Наш маленький, маленький мир | страница 70



Двоюродная сестра Фанча первая из нашего рабочего поселка поступила учиться в гимназию, что почиталось грехом и гордыней. Ну ладно мальчишка — куда ни шло, но девочка с гимназическим образованием? Лучше бы училась стряпать да шить.

Самую младшую звали так же, как и мать, Лидой, но все называли ее по фамилии, Штепкой. Девчонка могла дать фору десятку сорванцов. Была она на два года старше меня и отчаянная до безрассудства.

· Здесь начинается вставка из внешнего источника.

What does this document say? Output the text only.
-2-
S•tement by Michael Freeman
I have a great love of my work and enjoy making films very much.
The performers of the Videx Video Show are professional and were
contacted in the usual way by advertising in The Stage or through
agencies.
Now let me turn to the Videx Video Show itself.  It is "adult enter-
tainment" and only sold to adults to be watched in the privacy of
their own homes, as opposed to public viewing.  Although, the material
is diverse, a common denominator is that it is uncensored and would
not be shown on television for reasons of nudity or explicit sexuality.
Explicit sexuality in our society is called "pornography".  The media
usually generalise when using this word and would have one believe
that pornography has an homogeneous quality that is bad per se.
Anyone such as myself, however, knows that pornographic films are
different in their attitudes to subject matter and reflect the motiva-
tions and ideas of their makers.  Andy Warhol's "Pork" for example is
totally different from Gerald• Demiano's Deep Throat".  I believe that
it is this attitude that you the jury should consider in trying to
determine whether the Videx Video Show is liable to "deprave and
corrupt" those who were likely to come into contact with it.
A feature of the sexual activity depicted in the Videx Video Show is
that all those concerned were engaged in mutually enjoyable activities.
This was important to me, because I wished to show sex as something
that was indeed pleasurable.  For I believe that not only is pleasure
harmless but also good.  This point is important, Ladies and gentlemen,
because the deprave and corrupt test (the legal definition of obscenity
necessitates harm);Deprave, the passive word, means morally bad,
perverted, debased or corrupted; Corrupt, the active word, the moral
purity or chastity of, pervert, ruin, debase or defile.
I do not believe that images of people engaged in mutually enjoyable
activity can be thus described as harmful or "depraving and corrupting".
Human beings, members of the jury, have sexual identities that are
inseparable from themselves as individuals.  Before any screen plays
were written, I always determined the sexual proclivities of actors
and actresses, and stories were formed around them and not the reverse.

Постоянно в движении — то на крыше, то в подвале, а вот уже повисла вниз головой на жердях, на которых выбивают половики, или раскачивается на ветке дерева; она была знакома со всеми взрослыми, со всей ребятней находилась в состоянии непрекращающейся войны, домой возвращалась грязная, исцарапанная, без пуговиц, с оборванным подолом.

Мы играем в прятки. Я — Штепкин прихвостень и вообще здесь на птичьих правах, даже считалка минует меня. Штепка отлично знает, как надо считать; толстый Цибулька — ее основной противник. Врагом он стал по воле случая: Штепка и не предполагала, что Цибулька не имя, а прозвище, и обратилась к его маме, назвав ее пани Цибулькова, за что огребла затрещину. Желая отомстить, попыталась внушить мальчишке, что настоящее его имя, Вацлав, по-латыни звучит — Валах, но прозвище не привилось.

Цибулька закрывает глаза, он водит, Штепка хватает меня и волочит за собой, чуть ли не мчит по воздуху, Штепке известны самые укромные уголки, мы с разбегу влетаем в чужой подвал, прячемся за кучей угля. Поленница дров, пошатнувшись, валится мне на голову.

— Тшшш! — шипит Штепка и прикладывает полешко к вздувшейся у меня на лбу шишке.

И тут же, озираясь, взлетает вверх по лестнице, ее светлые волосы развеваются, еще прыжок — и бедному Цибульке опять водить.

— Десять, двадцать, тридцать, Цибулька!

Штепка подсаживает меня на крышу, выволакивает через слуховое окно на чужой чердак, мы пролезаем под мокрым бельем и вот уже сидим, скорчившись под балкой, паутина липнет к лицу, я цепенею от страха, что нас тут обнаружат или запрут, и чихаю. Штепка кидается на меня и зажимает мне ладонью нос. Мы слышим шаги и мчимся вниз по деревянным ступенькам, вслед летит брань и содержимое помойного ведра: визгливые бабы всегда держат их под рукой для ребятни, для этих чертовых озорников, что без устали мельтешат под окнами, да еще лезут, паршивцы, в чужие дома.

— Казаки-разбойники! — командует Штепка. — Кто будет казаком?

Она знает, что быть казаком никто не захочет — пусть только попробует! Отвращение к казакам мы всосали вместе с материнским молоком, никто из нас пока не знает о них ничего дурного, но ненавидим мы их до глубины души. Когда кому-нибудь из нас приходится проходить мимо лениво поигрывающего дубинкой полицейского, мы помираем от непонятного страха. Уже давно остался позади этот символ государственной власти, а ненависть все подступает к горлу.